Viewing 15 posts - 81 through 95 (of 95 total)
  • Anti-Catholicism
  • muddydwarf
    Free Member

    That’s why i wondered if that prayer was distinct to that particular church..

    RustySpanner
    Full Member

    No.
    It’s a chippy arsehole of a priest being a knob.

    Not Middleton was it?
    Heard something similar at a Christening recently.

    muddydwarf
    Free Member

    Also, it was part of a series of prayers said by the family rather than one of the priests – is this significant?

    muddydwarf
    Free Member

    Er, can’t quite remember – it may well have been Middleton/Mancs border

    neilwheel
    Free Member

    Also, it was part of a series of prayers said by the family rather than one of the priests – is this significant?

    I think so, yes.

    gobuchul
    Free Member

    Also, it was part of a series of prayers said by the family rather than one of the priests – is this significant?

    If the family are reading them at a funeral they would of chosen the prayers. I googled it and only got 1 hit so that would suggest it’s not a common prayer.

    That sounds like they are Catholic Fundamentalists!
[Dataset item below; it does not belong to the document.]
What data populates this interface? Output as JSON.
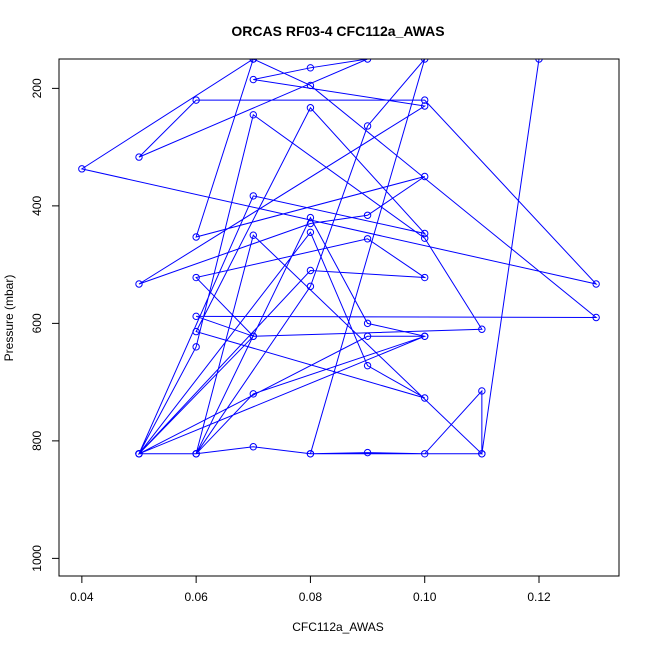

Do you know them very well?

    seosamh77
    Free Member

    muddydwarf – Member
    That’s why i wondered if that prayer was distinct to that particular church..

    I think it probably will be, I’ve never heard anything like that.

    muddydwarf
    Free Member

    Don’t know the family at all!
    Mark was an old friend, yet the picture of a living saint painted by the priest was of a complete stranger to all the old punks & alternative types sat around me – we were open-mouthed in shock because the openly bisexual, drug taking wild fella we knew was being canonised in front of us!

    binners
    Full Member

    BruiseWillies
    Free Member

    Like a few on here, I was brought up Catholic (or to quote John Irving, a Mackerel Snapper!) by my mum, a proper Irish/Liverpool catholic. Where I grew up, Ashford in Kent, there was a large Catholic presence, lots of Irish, Poles, Africans and English Catholics. Went to Catholic primary school, secondary school, was an altar boy, 1st confession (a horrible, nasty little rite forced on children), 1st communion, confirmation etc. I never really saw or heard anything anti-catholic, bar 5th November until I was in my 20’s.
    I think though, that common with a lot of religions, when brought up with it, you never really take it that seriously. Sure, the guilt bit does get in there, not touching “down there”, listening to Slayer. It does take a while to sjake it all out of your head.
    However, not having been to mass for about 20 years, I went to my Godmothers funeral and actually found it quite comforting that some institutions change at such a glacial pace.

    Malvern Rider
    Free Member

    not touching “down there”, listening to Slayer.

    When people say that metal fans ‘bang their heads’ they really aren’t joking are they? 😯

    SaxonRider
    Full Member

    The prayer re: Mary and returning England to the Catholic Faith is derived from Faber’s hymn ‘Faith of our Fathers’, the tune for which you may know as the theme song to the old sitcom ‘Bless me Father’.

    And to be clear, it is not about England being returned to ‘the Catholic dominion’, but to the faith that once defined the country. Slight difference, but an important one. Either way, it is hardly a surprise that a faith community would pray that the faith they adhere to might be more widely shared, and that prayers to that effect might be offered within the context of a meeting of that community.

    aroche
    Free Member

    A specific example on Ireland, I was told by a good friend (from South) that although I was Catholic I would not be welcome (or even safe) in Republican bars as I was English and that would by far over-rule my religion as a factor.

    Your average Irish person probably wouldn’t be safe in those kind of bars either, – they exist, but at least down the south, are far and few between. They’re just rough pubs more than anything else. You’d probably have to go out of your way to find them. The vast, vast majority of people in Ireland couldn’t give a toss about that kind of thing.

    konabunny
    Free Member

    I believe this was one of the reason Charles couldn’t marry Camilla originally. Daft.

    Sorry – he could have married her if he wanted to (and shown the law to be as stupid as it was) but instead he wanted to inherit the prime position in an absurd constitutional and religious arrangement in which the primary qualification is who your parents are. Daft.